Alibaba also makes Forrester’s list of top cloud data warehousing platforms. The company offers an array of analytics and machine learning capabilities. But it’s limited primarily to customers in China.
Yellowbricks also made the cut in Forrester’s comparison. Like most third-party data warehouses, Yellowbricks supports all three public clouds. Plusses of the offering include real-time streaming ingest and hybrid cloud geo-replication across data centers, which is something the Big Three cannot do.
Databricks didn’t make the cut in Forrester’s report, but we would be remiss to not mention the company and its Apache Spark-based offerings. Databricks has spearheaded the idea of a data lakehouse that seeks to combine the benefits of a centralized data warehouse that maintains highly structured data, with the scalability benefits of a data lake that stores less structured data.
Firebolt is another player in the cloud data warehouse market that customers should keep an eye on. The company, which currently supports just AWS, brings novel compression techniques to bare on data residing in S3.
There are a number of other data warehousing offerings that users should be aware of, including several that run atop Presto, an open source query engine. A key difference between Presto and traditional column-oriented databases is that Presto queries the data wherever it resides, eliminating the need to ETL the data into a central repository, which is a major source of cost and complexity in data warehousing.

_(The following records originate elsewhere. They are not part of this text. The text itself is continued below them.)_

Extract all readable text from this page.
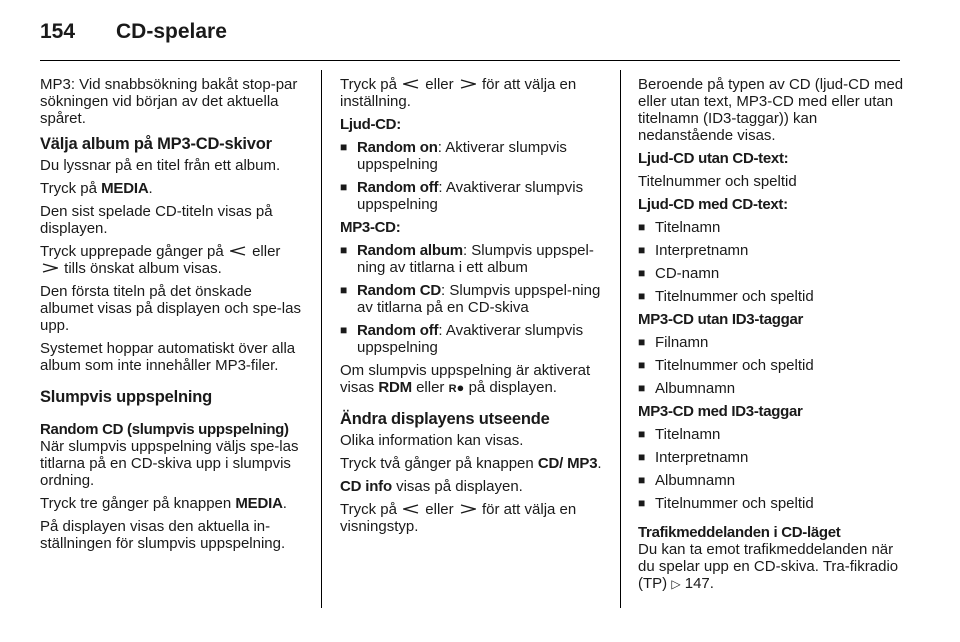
154	CD-spelare

MP3: Vid snabbsökning bakåt stop-par sökningen vid början av det aktuella spåret.

Välja album på MP3-CD-skivor

Du lyssnar på en titel från ett album.

Tryck på MEDIA.

Den sist spelade CD-titeln visas på displayen.

Tryck upprepade gånger på eller
tills önskat album visas.

Den första titeln på det önskade albumet visas på displayen och spe-las upp.

Systemet hoppar automatiskt över alla album som inte innehåller MP3-filer.

Slumpvis uppspelning
Random CD (slumpvis uppspelning)

När slumpvis uppspelning väljs spe-las titlarna på en CD-skiva upp i slumpvis ordning.

Tryck tre gånger på knappen MEDIA.

På displayen visas den aktuella in-ställningen för slumpvis uppspelning.

Tryck på eller för att välja en inställning.

Ljud-CD:
■ Random on: Aktiverar slumpvis uppspelning
■ Random off: Avaktiverar slumpvis uppspelning
MP3-CD:
■ Random album: Slumpvis uppspel-ning av titlarna i ett album
■ Random CD: Slumpvis uppspel-ning av titlarna på en CD-skiva
■ Random off: Avaktiverar slumpvis uppspelning

Om slumpvis uppspelning är aktiverat visas RDM eller R● på displayen.

Ändra displayens utseende

Olika information kan visas.

Tryck två gånger på knappen CD/ MP3.

CD info visas på displayen.

Tryck på eller för att välja en visningstyp.

Beroende på typen av CD (ljud-CD med eller utan text, MP3-CD med eller utan titelnamn (ID3-taggar)) kan nedanstående visas.

Ljud-CD utan CD-text:

Titelnummer och speltid

Ljud-CD med CD-text:
■ Titelnamn
■ Interpretnamn
■ CD-namn
■ Titelnummer och speltid
MP3-CD utan ID3-taggar
■ Filnamn
■ Titelnummer och speltid
■ Albumnamn
MP3-CD med ID3-taggar
■ Titelnamn
■ Interpretnamn
■ Albumnamn
■ Titelnummer och speltid
Trafikmeddelanden i CD-läget

Du kan ta emot trafikmeddelanden när du spelar upp en CD-skiva. Tra-fikradio (TP) ▷ 147.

Starburst develops and sells a version of Presto (which is now called Trino) that can be used for both cloud and on-prem data analytics. Starburst takes a federated approach to data analytics, whereby queries are pushed down to the source database or file system, and the results are aggregated and returned to the user.
Another Presto company is Ahana, which launched about a year ago. Ahana is offerings a managed version of its Presto analytics engine running on AWS, thereby eliminating the need for users to manage Presto (which can be tricky).
AWS is also in the Presto business with Amazon Athena, which runs as a serverless service on Amazon Elastic MapReduce (EMR). Like other Presto offerings, Athena lets users query data residing in S3. It’s often deployed with other Amazon offerings, including Glue.
Finally there is Varada, which also offers a version of Presto. Like other Presto offerings, Varada layers additional functionality, such as indexing, caching, and a query optimizer, atop the core Presto engine to provide a more complete data analytics solution.
Peeking outside of the Presto community, we find Dremio, which has been gaining traction with its data analytics solution built atop Apache Arrow. Dremio has bolstered its core federated query capability with features like native query push-downs, data caching, and a query planner to bolster performance, making it another option for cloud analytic workloads, although, like the Presto offerings, it’s not technically a data warehouse.
These are heady days for cloud data warehousing. Customers have a plethora of solutions to choose from, and the alternatives are continuously being enhanced with compelling new features. Customers are reporting good returns from their cloud data warehouse investments, and the practice is sure to grow in the coming years.